If you handed Robert F. Gaynor a microphone at a gathering, your chances of getting it back were slim.
Bob, as he was best known, was a ham if there ever was one. Give him an audience and he was in his element. He was the life-of-the-party kind of guy who could croon a '50s ballad at a karaoke, make a speech, tell jokes, whatever the situation called for.
He was also an actor who was proud of his role as an extra in the popular 2006 film "Invincible," and acted in numerous plays for a theater group in South Jersey.
Robert Gaynor, a drug salesman for 25-plus years for Wyeth Laboratories who later set up displays for Disney movies for an advertising agency, died of a heart attack Friday.
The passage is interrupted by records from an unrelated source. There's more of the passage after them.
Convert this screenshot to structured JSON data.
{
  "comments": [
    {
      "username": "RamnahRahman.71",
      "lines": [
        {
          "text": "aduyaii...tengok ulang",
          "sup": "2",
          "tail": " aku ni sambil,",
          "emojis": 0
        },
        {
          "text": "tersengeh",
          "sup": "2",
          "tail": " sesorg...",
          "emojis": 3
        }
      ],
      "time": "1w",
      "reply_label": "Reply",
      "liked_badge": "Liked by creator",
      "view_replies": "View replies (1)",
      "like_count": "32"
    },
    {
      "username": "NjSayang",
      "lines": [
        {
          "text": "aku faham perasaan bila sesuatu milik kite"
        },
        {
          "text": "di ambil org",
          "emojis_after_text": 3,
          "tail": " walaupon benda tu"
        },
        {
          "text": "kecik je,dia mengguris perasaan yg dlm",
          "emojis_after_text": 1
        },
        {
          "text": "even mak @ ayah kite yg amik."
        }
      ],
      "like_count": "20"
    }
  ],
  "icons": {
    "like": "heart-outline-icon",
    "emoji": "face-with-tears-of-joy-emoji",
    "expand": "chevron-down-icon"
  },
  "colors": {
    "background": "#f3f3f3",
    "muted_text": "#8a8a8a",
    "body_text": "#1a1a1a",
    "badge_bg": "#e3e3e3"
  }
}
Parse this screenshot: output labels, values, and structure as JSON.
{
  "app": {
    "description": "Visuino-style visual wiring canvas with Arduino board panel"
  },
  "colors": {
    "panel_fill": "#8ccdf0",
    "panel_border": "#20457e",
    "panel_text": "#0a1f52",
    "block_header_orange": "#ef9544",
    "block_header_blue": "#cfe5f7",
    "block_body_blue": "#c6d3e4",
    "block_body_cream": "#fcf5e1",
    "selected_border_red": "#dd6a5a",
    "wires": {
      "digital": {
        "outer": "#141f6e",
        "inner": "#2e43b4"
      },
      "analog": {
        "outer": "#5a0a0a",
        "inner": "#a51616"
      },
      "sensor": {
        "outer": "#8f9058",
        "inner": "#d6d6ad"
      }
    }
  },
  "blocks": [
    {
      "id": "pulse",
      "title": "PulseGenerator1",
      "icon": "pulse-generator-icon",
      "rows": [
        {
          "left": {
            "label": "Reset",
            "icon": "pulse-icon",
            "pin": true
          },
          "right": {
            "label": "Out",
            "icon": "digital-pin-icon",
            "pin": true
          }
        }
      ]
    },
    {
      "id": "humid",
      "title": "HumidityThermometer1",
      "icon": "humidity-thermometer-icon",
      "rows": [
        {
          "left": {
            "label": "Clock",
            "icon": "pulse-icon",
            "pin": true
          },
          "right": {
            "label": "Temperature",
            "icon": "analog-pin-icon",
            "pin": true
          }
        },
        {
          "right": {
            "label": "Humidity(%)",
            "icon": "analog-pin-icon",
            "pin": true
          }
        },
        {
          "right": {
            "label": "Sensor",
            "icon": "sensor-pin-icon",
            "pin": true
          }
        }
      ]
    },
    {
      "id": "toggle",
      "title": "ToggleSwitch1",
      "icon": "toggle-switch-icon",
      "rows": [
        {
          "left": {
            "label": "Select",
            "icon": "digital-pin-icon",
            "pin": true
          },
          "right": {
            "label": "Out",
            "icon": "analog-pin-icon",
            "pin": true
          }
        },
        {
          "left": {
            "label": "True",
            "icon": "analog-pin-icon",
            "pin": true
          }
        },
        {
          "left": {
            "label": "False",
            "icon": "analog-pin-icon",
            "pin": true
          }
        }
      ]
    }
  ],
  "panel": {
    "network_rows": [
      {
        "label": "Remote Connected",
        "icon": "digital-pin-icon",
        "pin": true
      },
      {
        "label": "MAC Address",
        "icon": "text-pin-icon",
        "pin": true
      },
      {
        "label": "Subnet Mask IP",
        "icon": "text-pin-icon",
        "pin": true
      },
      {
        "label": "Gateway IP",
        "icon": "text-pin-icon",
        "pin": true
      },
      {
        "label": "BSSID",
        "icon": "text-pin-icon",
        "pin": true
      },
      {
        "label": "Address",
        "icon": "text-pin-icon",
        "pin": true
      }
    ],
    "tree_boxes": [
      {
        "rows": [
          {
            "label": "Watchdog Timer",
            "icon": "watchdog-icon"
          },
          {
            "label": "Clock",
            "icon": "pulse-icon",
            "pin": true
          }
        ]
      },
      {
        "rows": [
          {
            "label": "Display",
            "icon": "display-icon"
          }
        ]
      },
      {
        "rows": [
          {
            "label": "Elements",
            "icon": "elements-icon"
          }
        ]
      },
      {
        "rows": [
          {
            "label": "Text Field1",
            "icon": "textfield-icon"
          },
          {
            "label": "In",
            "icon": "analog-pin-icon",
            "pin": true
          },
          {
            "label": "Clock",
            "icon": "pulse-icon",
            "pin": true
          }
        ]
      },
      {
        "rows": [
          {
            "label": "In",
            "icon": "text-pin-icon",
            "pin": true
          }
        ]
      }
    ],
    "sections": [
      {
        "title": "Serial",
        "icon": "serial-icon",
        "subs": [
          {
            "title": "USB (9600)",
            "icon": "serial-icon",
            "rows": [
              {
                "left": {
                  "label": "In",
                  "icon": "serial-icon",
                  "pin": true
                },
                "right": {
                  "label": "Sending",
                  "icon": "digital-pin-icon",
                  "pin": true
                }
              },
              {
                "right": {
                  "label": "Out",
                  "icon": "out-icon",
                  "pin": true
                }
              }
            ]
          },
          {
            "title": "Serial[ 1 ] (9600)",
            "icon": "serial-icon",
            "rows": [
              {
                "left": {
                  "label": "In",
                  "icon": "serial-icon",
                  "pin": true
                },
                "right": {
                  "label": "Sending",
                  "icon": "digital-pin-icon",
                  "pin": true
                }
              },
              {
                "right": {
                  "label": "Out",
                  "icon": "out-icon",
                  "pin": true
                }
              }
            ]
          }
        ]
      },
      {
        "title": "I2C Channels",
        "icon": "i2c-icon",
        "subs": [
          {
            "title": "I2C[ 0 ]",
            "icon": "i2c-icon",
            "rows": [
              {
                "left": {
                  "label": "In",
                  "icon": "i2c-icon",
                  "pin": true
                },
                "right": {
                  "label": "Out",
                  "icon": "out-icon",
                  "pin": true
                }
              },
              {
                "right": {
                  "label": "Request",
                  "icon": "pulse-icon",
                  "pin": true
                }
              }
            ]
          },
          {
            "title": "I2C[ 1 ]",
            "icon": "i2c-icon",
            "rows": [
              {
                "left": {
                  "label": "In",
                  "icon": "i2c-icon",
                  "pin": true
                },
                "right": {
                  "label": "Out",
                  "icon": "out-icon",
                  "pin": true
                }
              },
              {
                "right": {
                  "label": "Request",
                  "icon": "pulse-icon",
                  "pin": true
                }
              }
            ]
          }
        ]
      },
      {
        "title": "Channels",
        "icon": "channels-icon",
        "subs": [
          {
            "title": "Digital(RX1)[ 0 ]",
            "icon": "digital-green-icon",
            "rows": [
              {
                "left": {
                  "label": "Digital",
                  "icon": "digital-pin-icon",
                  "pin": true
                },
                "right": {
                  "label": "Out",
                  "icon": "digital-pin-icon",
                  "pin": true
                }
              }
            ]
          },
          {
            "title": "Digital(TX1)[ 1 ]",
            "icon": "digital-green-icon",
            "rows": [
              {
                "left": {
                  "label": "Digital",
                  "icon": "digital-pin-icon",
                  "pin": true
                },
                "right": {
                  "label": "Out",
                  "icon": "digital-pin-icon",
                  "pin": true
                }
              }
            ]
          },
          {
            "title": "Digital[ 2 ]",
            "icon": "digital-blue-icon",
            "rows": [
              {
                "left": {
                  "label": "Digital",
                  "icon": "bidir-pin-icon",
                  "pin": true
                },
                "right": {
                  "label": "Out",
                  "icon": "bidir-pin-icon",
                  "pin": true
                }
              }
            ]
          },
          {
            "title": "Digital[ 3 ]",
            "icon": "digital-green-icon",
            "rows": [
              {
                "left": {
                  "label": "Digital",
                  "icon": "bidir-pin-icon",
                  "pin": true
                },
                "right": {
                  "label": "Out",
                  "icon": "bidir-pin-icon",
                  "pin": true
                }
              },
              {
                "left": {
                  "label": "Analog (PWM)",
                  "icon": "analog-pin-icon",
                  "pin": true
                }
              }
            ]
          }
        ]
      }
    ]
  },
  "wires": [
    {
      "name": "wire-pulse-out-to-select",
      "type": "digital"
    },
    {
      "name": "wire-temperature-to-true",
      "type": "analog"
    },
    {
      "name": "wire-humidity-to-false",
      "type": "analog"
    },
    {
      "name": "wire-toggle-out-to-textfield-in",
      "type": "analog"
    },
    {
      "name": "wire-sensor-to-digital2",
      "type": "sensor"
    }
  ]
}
He was 63 and lived in Sicklerville, N.J.
His daughter, Erin Putman, said that her father was babysitting one of his two granddaughters and watching the World Cup soccer games on TV when he collapsed.
Bob was a big sports fan and he and his family got a kick out of his appearance in "Invincible," the story of Vince Papale, a bartender who got an improbable chance to play for the Eagles in 1976.
"He played one of the fans and you could see him clearly in two scenes," his daughter said. "Everybody had to get a copy of that movie."
Bob was also happy rocketing down the track of a roller coaster, the steeper and scarier the better, from Canada to Disney World in Florida and parks in between.
"He loved Disney World," Erin said. "He had this dream that when he retired, he'd get a job as a greeter at the park."
He was a member of the American Coaster Enthusiasts and liked to take his family on excursions to find good roller coasters.
Bob was born and raised a Two-Streeter in South Philadelphia. He graduated from St. John Neumann High School and Drexel University in 1969. He worked for a time as a salesman for the Oscar Mayer Co.
As a salesman for Wyeth, he visited doctors' offices to sell the company's products. After he left there, he worked for an advertising company called Mosaic, setting up movie displays in stores around the region.
Bob performed with the Washington Township Spotlighters. He appeared in such plays as "Man of La Mancha," "Fiddler on the Roof," "Damn Yankees," and others. He was never the star, but he enjoyed playing supporting roles.
He was a big fan of the Irish band, Blackthorn, and followed it to its area appearances.
"He was a very personable guy, very vibrant," his daughter said. "He loved his family and he loved being around people. He was extremely funny and very theatrical."
Besides his daughter, he is survived by his wife, Deborah Miraglia; a son, Brian; stepchildren Christina McGlinchey and George Miraglia; and two granddaughters.